El tranvía de caballos trotaba entre campanilleos por las calles, y aún recuerdo el día en que el último de Múnich fue llevado, adornado con banderines, hasta su mausoleo, porque todas las líneas habían sido electrificadas. El paso de la lámpara de petróleo, la llama de gas que marcaba el proscenio del teatro, de la blanca camiseta incandescente de la lámpara de gas, a la luz eléctrica… también fui testigo de él. El primer teléfono apareció en los establecimientos de los grandes comerciantes, aunque aún tardara en pasar a sus viviendas. La bicicleta hizo su entrada en Europa con el nombre de velocípedo, al principio con una alta y grotesca rueda, en la que el ciclista se sentaba como un monito encima de un camello, y cuya diminuta rueda trasera tan fácilmente se torcía; luego, con la rueda baja inglesa, que trajo hasta nosotros el nombre de safety. ¡Safety! Fue la palabra inglesa característica de la época. La seguridad burguesa y su liberalismo eran ingleses. El continente descansaba a la sombra y bajo la protección del Imperio Británico.

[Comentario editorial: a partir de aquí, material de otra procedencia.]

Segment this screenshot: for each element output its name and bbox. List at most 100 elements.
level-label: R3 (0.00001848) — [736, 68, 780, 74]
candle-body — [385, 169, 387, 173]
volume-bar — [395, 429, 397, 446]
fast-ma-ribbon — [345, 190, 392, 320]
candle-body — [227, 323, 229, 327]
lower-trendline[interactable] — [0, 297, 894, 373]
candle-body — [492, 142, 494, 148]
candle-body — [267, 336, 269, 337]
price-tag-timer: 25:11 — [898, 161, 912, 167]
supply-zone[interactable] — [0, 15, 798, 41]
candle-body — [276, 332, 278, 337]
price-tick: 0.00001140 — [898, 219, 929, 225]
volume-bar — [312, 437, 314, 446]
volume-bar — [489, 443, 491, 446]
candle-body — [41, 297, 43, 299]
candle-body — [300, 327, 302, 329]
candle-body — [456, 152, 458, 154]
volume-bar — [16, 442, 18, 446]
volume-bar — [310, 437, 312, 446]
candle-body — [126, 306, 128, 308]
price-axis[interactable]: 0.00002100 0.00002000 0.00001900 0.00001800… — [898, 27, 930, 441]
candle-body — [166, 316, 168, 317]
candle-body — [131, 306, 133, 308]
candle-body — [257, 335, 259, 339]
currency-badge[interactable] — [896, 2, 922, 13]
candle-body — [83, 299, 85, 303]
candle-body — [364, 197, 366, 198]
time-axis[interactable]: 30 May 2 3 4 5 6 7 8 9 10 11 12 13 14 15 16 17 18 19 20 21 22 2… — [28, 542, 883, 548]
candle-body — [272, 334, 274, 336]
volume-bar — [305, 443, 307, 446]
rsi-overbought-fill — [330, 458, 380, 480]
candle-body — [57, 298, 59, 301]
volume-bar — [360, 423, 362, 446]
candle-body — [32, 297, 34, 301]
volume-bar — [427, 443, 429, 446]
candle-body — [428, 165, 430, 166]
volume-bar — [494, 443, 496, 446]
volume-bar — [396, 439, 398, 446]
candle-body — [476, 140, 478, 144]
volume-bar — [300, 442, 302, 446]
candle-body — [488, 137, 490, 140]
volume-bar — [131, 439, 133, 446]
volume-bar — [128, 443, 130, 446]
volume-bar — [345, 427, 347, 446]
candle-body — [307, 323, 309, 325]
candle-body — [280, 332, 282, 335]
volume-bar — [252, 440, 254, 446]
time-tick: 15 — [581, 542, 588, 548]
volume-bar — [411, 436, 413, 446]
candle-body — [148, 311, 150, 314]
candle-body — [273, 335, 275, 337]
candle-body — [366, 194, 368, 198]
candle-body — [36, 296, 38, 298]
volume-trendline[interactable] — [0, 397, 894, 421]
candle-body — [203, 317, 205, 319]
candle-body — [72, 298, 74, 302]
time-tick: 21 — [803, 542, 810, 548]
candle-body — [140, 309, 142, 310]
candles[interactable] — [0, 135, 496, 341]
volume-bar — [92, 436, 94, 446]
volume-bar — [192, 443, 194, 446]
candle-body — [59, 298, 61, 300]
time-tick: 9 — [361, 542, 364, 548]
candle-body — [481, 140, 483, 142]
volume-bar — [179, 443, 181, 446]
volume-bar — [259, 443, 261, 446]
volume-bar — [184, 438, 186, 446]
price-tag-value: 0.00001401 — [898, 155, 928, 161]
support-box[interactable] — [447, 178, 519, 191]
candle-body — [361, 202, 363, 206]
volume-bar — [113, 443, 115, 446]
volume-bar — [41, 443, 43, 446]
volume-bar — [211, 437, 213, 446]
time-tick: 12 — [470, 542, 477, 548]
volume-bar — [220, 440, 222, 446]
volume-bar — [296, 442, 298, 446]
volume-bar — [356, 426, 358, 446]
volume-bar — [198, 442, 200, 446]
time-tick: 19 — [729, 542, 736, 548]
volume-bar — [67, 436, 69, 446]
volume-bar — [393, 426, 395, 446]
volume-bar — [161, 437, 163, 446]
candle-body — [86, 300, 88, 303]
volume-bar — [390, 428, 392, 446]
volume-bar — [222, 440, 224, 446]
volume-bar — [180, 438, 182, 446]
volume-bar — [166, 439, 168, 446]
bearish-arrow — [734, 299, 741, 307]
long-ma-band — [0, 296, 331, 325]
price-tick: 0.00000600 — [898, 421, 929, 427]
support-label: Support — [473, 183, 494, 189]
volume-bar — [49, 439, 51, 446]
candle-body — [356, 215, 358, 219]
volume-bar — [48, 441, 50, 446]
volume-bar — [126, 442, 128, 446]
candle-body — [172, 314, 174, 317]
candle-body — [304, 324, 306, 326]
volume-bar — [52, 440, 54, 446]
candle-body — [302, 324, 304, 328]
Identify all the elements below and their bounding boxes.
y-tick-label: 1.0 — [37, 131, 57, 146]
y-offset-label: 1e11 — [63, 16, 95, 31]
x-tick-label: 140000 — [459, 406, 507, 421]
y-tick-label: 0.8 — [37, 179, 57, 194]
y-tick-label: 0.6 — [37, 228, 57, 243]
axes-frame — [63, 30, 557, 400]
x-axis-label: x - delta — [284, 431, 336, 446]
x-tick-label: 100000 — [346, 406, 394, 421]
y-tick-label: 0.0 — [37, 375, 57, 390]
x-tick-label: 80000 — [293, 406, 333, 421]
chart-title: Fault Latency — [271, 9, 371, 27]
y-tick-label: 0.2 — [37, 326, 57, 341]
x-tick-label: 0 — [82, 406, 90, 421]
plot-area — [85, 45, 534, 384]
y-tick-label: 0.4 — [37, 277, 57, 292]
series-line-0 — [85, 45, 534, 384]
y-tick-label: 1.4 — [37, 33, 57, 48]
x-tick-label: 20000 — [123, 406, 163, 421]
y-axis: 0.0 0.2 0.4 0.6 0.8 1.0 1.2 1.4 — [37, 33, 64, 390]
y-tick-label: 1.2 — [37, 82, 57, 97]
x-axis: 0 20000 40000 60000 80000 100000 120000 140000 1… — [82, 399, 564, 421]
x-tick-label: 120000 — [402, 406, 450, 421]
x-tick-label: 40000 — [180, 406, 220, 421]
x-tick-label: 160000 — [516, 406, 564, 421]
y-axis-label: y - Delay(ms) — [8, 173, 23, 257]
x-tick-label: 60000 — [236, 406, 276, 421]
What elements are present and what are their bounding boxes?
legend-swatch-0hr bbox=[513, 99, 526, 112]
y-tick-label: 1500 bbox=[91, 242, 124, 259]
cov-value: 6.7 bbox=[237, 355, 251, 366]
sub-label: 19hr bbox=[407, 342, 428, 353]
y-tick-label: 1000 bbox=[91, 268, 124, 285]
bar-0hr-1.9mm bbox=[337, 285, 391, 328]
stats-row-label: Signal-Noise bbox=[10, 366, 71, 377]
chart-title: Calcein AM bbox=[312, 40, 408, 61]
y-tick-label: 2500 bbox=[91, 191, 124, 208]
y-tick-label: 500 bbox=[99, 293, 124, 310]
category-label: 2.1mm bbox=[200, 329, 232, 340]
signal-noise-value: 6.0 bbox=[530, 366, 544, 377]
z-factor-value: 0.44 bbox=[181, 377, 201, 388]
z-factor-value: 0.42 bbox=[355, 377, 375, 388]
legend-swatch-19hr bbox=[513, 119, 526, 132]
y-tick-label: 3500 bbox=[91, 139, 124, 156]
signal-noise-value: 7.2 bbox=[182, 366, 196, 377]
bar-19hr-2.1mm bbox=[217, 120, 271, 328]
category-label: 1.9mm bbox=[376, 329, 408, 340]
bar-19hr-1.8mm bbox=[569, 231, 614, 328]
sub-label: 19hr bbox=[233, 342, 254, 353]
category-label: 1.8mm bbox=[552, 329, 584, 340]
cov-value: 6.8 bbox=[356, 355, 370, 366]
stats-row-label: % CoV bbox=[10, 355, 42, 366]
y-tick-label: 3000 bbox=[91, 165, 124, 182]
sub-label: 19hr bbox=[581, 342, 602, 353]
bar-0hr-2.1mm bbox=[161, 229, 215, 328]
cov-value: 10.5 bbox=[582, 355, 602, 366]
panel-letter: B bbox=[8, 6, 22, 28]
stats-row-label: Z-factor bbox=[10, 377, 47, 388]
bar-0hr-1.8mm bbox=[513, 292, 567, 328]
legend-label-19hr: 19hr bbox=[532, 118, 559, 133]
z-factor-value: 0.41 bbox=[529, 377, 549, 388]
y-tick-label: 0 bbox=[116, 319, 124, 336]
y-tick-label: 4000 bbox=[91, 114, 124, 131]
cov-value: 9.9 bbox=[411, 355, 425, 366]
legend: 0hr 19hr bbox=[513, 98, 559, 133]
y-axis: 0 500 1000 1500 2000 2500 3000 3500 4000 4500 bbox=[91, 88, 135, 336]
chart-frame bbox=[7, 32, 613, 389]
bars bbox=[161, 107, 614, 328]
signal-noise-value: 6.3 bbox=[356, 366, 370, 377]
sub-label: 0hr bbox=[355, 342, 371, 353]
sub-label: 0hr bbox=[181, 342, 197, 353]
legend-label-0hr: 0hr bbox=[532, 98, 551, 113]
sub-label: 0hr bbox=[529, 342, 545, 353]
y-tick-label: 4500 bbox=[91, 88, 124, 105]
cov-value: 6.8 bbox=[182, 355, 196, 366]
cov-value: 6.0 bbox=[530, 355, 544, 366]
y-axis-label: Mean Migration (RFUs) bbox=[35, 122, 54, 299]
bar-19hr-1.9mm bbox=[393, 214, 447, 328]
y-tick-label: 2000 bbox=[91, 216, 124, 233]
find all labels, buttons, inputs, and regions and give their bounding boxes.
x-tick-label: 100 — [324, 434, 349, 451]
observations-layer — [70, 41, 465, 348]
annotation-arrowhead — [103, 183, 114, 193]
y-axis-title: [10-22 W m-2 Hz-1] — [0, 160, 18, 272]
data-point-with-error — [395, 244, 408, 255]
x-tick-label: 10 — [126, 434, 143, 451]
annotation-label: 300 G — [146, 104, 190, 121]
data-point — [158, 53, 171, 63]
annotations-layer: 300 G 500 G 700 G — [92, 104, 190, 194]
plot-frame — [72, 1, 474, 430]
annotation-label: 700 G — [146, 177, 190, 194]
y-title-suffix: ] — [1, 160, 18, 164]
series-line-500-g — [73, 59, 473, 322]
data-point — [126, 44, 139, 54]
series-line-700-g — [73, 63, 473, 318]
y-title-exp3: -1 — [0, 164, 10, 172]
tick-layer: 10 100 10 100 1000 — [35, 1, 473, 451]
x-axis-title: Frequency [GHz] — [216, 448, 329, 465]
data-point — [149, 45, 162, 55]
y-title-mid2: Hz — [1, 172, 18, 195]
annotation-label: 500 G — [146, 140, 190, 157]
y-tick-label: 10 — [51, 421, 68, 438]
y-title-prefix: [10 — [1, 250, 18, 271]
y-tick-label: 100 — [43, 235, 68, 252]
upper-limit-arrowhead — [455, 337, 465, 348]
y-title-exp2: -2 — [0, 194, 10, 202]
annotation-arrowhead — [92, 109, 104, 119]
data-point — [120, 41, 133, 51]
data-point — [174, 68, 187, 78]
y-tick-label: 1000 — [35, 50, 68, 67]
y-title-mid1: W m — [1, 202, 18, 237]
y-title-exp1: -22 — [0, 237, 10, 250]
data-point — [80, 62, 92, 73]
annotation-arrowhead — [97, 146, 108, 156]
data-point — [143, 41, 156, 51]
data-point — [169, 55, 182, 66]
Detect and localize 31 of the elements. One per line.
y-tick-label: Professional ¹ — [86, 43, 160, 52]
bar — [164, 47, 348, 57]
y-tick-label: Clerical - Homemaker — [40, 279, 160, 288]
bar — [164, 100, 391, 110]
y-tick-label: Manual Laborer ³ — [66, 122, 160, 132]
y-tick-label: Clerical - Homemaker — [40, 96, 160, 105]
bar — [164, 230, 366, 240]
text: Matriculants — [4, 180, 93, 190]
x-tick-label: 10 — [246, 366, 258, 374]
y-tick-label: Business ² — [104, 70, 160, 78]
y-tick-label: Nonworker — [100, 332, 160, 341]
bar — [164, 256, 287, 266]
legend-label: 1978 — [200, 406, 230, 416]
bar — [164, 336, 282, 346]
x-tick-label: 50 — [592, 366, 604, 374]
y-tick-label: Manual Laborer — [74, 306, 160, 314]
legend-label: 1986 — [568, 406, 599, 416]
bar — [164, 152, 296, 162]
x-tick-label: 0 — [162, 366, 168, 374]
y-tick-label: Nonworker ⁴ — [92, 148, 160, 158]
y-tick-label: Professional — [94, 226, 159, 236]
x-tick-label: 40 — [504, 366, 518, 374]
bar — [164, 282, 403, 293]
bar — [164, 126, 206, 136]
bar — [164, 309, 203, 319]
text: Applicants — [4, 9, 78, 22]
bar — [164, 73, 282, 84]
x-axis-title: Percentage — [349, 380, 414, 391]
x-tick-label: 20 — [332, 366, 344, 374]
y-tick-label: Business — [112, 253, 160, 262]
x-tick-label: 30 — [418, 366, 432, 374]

Safety e «inversiones garantizadas» fueron aún el signo, el fundamento, en apariencia inconmovible, de mi juventud. Y sin embargo, sin que el burgués medio lo supiera, ese fundamento estaba siendo roído, atacado y profundamente puesto en duda… no tanto, desde el frente político, por una antaño tan terrible socialdemocracia, cada vez más aburguesada, como por el espíritu y por el arte, por la crítica moral, por el esteticismo, por un antiliberalismo de actitud revolucionaria o neoconservadora, por una juventud vestida con nuevos ropajes, cuyo sentido de la vida se apartaba radicalmente del de sus padres. Lo que se manifestaba era el rechazo a la «sala confortable», al salón burgués, una especie de salud de aire libre, de acampada de gitanos. Pero había otro espíritu zíngaro, artístico, literario, que tenía más que ver con el hachís y los cigarrillos perfumados que con la salud: la palabra décadence, que Nietzsche había manejado con tanto virtuosismo psicológico, penetró en el argot intelectual de la época; una estampa novelística alemana de aquel momento, hoy olvidada, se llamaba precisamente «novela de la Décadence»; la cansada madurez estetizante, la decadencia, marcaban el tema y el tono de la poesía de Hofmannsthal a Trakl; y, significara lo que significase el concepto Fin de siécle que recorría Europa, neocatolicismo, satanismo, crimen intelectual, la mórbida herencia de la embriaguez nerviosa…, en cualquier caso era una fórmula de extinción, la fórmula, demasiado de moda y un tanto pisaverde, para un sentimiento de fin, el fin de una era, de la era burguesa. Si vuelvo la vista atrás, nunca seguí la moda, nunca llevé el macabro vestido de bufón del Fin de siècle, nunca conocí la ambición de estar literariamente à la tête y a la orden del día nunca pertenecí a una escuela o camarilla que estuviera en boga en ese instante, ni a la naturalista, ni a la neorromántica, neoclásica, simbolista, expresionista o como se llamaran todas ellas. Por eso mismo nunca he sido sostenido por una escuela, y raras veces elogiado por los literatos. Veían en mí un «burgués»… no sin razón, porque, por un instinto que llegaba hasta la conciencia, me atenía a la tradición burguesa que me era innata, al sustrato educativo del siglo XIX, al que vinculaba de forma expresa la Grandeza.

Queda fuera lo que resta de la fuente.